An actress who has bonded deeply with serial killers shares her insights into their minds
Victoria Redstall is a glamorous model, actress, filmmaker, and investigative journalist who has spent years visiting high-security prison and getting to know sadistic killers like Gary Ray Bowles and Keith Hunter Jesperson, “The Happy Face Killer.” These hardened killers have opened up to her in a way that they would never do to psychiatrists, prosecutors, or other authority figures, and have revealed terrifying chapters of their lives that might otherwise have stayed hidden forever. In this chilling book she shares every detail and insight, bringing the reader up close and very personal with some of the most dangerous and disturbed serial killers that the world has ever seen.
I’m not a huge fan of True Crime books, but I thought I’d give this one a go. I started reading this book, and within the first chapter decided that I didn’t like the writing style.
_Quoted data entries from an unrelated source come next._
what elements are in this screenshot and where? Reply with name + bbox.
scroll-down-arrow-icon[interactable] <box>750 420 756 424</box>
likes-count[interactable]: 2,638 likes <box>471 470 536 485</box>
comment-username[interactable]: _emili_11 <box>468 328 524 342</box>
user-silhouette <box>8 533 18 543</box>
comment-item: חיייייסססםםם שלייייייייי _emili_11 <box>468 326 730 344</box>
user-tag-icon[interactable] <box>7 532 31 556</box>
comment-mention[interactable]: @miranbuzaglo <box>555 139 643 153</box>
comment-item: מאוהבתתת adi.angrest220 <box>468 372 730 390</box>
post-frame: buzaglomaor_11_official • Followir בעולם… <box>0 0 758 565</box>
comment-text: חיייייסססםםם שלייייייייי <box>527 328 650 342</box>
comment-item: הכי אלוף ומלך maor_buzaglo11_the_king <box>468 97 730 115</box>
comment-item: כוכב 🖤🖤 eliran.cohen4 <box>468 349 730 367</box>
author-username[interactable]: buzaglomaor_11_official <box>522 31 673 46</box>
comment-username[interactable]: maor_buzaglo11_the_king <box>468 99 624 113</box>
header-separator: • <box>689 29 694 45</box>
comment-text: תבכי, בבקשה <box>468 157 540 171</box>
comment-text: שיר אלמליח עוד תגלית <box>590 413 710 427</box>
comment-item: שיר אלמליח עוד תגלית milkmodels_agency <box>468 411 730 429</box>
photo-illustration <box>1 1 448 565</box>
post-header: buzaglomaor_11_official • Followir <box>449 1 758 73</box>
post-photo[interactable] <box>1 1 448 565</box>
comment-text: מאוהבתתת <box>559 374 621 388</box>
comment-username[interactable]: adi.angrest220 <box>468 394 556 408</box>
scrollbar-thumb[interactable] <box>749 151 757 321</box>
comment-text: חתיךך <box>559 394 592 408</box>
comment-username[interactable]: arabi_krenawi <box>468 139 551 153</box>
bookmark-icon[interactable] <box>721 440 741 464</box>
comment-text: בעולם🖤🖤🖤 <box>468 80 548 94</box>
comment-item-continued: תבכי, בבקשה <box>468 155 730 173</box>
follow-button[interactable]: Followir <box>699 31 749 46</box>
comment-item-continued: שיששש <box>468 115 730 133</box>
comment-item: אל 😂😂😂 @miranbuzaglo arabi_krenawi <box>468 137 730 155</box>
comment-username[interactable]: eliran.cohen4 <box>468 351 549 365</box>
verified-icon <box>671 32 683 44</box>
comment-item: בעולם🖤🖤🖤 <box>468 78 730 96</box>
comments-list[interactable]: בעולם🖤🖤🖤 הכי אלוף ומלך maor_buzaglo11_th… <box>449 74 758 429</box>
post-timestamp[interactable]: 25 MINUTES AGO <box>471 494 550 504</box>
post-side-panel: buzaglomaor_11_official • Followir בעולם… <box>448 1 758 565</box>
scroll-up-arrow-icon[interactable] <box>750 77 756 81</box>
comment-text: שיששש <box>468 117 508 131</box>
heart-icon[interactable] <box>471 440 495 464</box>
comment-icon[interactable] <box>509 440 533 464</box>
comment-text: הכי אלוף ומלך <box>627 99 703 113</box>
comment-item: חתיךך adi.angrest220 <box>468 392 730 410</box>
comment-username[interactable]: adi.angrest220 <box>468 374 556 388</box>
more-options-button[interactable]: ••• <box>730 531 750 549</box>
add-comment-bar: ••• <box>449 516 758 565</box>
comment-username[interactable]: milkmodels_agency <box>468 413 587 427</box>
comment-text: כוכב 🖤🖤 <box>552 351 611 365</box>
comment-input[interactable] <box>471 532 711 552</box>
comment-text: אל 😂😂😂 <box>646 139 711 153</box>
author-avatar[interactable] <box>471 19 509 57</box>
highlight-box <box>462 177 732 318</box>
It was it is supposed to be “Up close and personal” but in the stuff I read, it was more about the author than what the subjects have to say. In the first chapter, there was minimal quotes from the killer or the people around him. Here are a couple of quote from the first chapter alone to give you some kind of idea
Following a stormy marriage, Wayne’s parents divorced in 1971, with Mrs Ford travelling the world for six years while leaving her boys in the care of their father, who was now living in the Golden state of Napa. This was a bad choice because Wayne didn’t see eye to eye with his father; indeed to put no finer point on it, they didn’t get on at all.
Ford then told another unlikely story which had the dectectives winking at each other in disbelief.
We have seen the mitigation cards played by these predators and their lawyers, who deal them out time and time again prior to sentencing. Simply put, it just doesn’t wash!
I had to stop reading after the first chapter – I was being interrupted from the narrative by the writing style. In reading the other online reviews (I tend to read reviews AFTER i’ve read the book itself) and it seems I’m not alone.